Guarantees are common in the business world. Entrepreneurs know that customers are more likely to buy when they feel their purchase is secure. Guarantees provide that security.
But not if you’re a horse trainer. In this segment of the horse business, guarantees will ruin your reputation, destroy your credibility, and probably leave you penniless.
Why Guarantees Usually Work
Let’s say you’re in the market for a new coffee maker. The old one went kaput, and you can’t make it through the day without your caffeine fix. (Believe me, I can relate.)

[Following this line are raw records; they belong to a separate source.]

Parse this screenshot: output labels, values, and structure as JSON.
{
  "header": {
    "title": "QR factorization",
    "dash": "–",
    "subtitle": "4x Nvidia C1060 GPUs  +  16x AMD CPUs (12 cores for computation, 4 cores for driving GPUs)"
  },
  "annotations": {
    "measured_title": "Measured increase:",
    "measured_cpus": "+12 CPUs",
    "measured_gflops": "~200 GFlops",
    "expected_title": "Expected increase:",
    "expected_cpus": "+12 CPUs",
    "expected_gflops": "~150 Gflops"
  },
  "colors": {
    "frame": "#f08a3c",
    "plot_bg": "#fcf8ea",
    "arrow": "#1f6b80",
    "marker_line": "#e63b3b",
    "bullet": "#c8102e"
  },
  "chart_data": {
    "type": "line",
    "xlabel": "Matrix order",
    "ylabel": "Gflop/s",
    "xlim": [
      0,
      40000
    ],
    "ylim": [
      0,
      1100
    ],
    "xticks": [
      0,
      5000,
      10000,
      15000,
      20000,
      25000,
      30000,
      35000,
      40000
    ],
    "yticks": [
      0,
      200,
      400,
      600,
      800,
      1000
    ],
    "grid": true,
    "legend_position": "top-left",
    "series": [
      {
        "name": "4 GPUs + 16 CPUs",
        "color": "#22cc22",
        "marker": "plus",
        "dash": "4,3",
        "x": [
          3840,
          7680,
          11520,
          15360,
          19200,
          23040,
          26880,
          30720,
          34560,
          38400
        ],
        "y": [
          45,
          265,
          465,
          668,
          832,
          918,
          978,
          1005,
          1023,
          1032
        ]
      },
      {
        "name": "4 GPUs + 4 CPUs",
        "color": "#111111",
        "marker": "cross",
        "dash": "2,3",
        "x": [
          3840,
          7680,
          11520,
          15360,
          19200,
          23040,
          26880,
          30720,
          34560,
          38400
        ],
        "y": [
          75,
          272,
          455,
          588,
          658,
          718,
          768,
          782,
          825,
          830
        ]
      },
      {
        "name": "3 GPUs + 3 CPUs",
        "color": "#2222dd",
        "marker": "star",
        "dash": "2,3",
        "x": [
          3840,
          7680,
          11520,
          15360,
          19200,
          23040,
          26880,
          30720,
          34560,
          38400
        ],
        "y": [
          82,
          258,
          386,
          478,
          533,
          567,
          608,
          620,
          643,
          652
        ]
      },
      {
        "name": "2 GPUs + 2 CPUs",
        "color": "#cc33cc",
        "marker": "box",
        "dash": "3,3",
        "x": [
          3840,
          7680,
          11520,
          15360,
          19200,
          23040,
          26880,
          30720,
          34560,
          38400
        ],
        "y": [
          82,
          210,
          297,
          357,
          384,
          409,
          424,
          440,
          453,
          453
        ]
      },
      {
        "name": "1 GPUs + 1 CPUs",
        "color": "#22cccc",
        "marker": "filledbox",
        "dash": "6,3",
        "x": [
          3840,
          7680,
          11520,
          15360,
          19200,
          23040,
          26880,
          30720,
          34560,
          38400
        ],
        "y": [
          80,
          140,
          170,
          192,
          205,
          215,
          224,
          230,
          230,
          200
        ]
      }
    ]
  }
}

So you hop on the Internet and start searching for a replacement. You stumble across a brand new coffee maker that is making waves in the world of java, though it’s more expensive than your average percolater. You scroll down to the bottom of the page and you see the sentence that puts all your fears to rest: “Guaranteed for 90 days or your money back.”
You know, if you put down the money for this revolutionary coffee maker, you’ll be able to return it for a full refund. Should it fail to meet your expectations in any way, you won’t suffer for the purchase. Done deal.
Why Guarantees Don’t Work for Horse Trainers
In the case of the coffee pot, the manufacturers are guaranteeing a machine. One they have (hopefully) tested and tweaked and improved upon for several months. A machine is predictable; absent a defect in the craftsmanship, it will perform as expected.
Horses, as you well know, are not machines. Each animal is a unique individual who performs according to his own personality and experiences. There is absolutely no way to predict how a particular horse will respond to training, even with the most experienced, talented trainer.
Making guarantees in horse training is tantamount to defrauding your customers. You take their money based on a contract that can’t exist: In exchange for their financial investment, you promise to elicit a specific result from the horse. Not possible.
You cannot possibly guarantee, for example, that a horse will stop bucking after 30 days of training. Perhaps you’ve never had a horse persist with that nasty habit beyond 30 days, but eventually you will find one. And even if you make good on your guarantee, you’re still running an awfully big risk.
And setting up your customers for disappointment.
What You Can Guarantee
Despite all this, there are a few things you can guarantee in the horse training business. You can guarantee that:
You’ll show up on specific days, at specific times, to work the horse.
No one will ever mistreat, abuse, or neglect the animal while he is in your care.
You will make every effort to achieve the client’s desired outcome.
The horse will be trained with gentle, non-aggressive methods.
See the difference? You can guarantee your part in the horse training equation, but you cannot guarantee the horse’s response to your efforts. Keep that in mind.